Die Verantwortlichen in Oxford haben der Meinungsfreiheit einen Bärendienst erwiesen: Es gibt Wahrheiten, über die man nicht diskutieren kann. Die Wahrheit über den Holocaust ist strafrechtlich zu schützen.

Von Milosz Matuschek

Die EU sucht seit ihrer Gründung nach einem tragenden Mythos und damit nach einer kollektiven Identität. Geht es nach dem Politologen Peter Graf Kielmannsegg, dann ist die Union mit diesem Vorhaben zum Scheitern verurteilt: Sie sei aufgrund ihrer Sprachvielfalt "keine Kommunikationsgemeinschaft, zu wenig Erfahrungsgemeinschaft und kaum Erinnerungsgemeinschaft".

Doch immerhin zeigt nicht zuletzt der aktuelle Versuch der EU, das Leugnen des Holocaust in ganz Europa unter Strafe zu stellen, eine essentielle Gemeinsamkeit. Denn damit würde für alle Länder Europas gelten, was schon für Adorno und viele andere Intellektuelle die moralische Identität Nachkriegsdeutschlands kennzeichnete: die Aufarbeitung von Auschwitz.

Erinnerungskultur manifestiert sich häufig in weichen Ausdrucksformen wie Feiertagen, Reden und Denkmälern. Spanien hat unlängst beschlossen, einer Verklärung des Franco-Regimes entgegenzuwirken, indem es die noch bestehenden Monumente und Statuen dieser Ära beseitigt.

Vom Köder der Freiheit

In Frankreich werden historischen Ereignissen wie der französischen Kolonialherrschaft, Sklaverei und dem Genozid der Türken an den Armeniern mehr Aufmerksamkeit in Schule und Universität verordnet. In den letzten Jahren zeigte sich aber auch eine Tendenz zu drastischeren Mitteln: Zahlreiche Länder, darunter Deutschland, Polen, Frankreich, Belgien, die Schweiz und Österreich, bestrafen inzwischen das Leugnen des Holocaust - im Fall Deutschlands mit bis zu fünf Jahren Gefängnis.

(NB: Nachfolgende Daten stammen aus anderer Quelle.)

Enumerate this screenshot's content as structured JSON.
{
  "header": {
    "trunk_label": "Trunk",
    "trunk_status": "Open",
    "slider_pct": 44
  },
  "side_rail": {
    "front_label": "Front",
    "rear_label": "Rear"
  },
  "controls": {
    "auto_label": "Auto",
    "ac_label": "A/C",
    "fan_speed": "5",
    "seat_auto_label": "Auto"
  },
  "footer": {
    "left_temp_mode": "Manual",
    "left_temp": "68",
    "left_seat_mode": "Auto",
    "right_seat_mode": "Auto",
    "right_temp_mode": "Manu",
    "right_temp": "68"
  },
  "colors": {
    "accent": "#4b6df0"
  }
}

Strafrechtliche Erinnerungsgesetze können in Demokratien nie ohne Probleme bestehen. Sie stehen verfassungsrechtlich in einem Spannungsverhältnis zur Meinungs- und Wissenschaftsfreiheit und verlangen auch der Strafrechtsdogmatik einiges an Begründungsvirtuosität ab. Nach deutschem Verfassungsrecht fällt zwar das Leugnen des Holocaust als unwahre Tatsachenbehauptung von vornherein aus dem Schutzbereich der Meinungsfreiheit heraus, in Frankreich fürchtet man jedoch trotz ähnlicher Gesetze um die Forschungsfreiheit. In England hat das noch stärker freiheitsorientierte Straf- und Verfassungsrecht bisher die Einführung von Erinnerungsgesetzen gänzlich verhindert.

Das geistige Erbe des großen Liberalen John Stuart Mill wirft weite Schatten: Strafgesetze dürfe es nur geben, um direkte Schädigungen anderer zu vermeiden, besagt sein "harm principle". Die Meinungsfreiheit ist, so will es sein Konzept des "Marktplatzes der Ideen", grundsätzlich schrankenlos zu gewährleisten.

So fortschrittlich die Thesen großer Denker damals klangen, so leicht sind sie heute instrumentalisierbar. Das moderne Strafrecht bestraft jedoch nicht die falsche Gesinnung. Mit der Strafbarkeit des Auschwitzleugnens soll vielmehr verhindert werden, dass ein Nährboden für Übergriffe auf jüdische Mitbürger bereitet wird: Man bekämpft also eine Gefährdung des öffentlichen Friedens.

Viele Kritiker bieten dagegen eine radikale "Die-Gedanken-sind-frei"-Rhetorik auf - doch um sie geht es gar nicht. Abgesehen davon steht dahinter ein falsch verstandener Liberalismus, den die großen Aufklärer, auf die sich die Gegner der Erinnerungsgesetze so gerne beziehen, gar nicht im Sinn hatten. Gleichwohl will man mit ihrer Hilfe die Befürworter als unmodern und autoritätsgläubig hinstellen.

Doch strafrechtliche Erinnerungsgesetze laufen den Errungenschaften der Aufklärung keineswegs zuwider. Das Verbot der Holocaustleugnung ist mit Ketzer- und Hexenprozessen nicht vergleichbar. Gegen letztere agierten zu Recht und erfolgreich Aufklärer wie Beccaria, Voltaire und Thomasius. Mills "Marktplatz der Ideen" macht aber nur für Meinungen Sinn, nicht für Tatsachenbehauptungen wie die Auschwitzleugnung.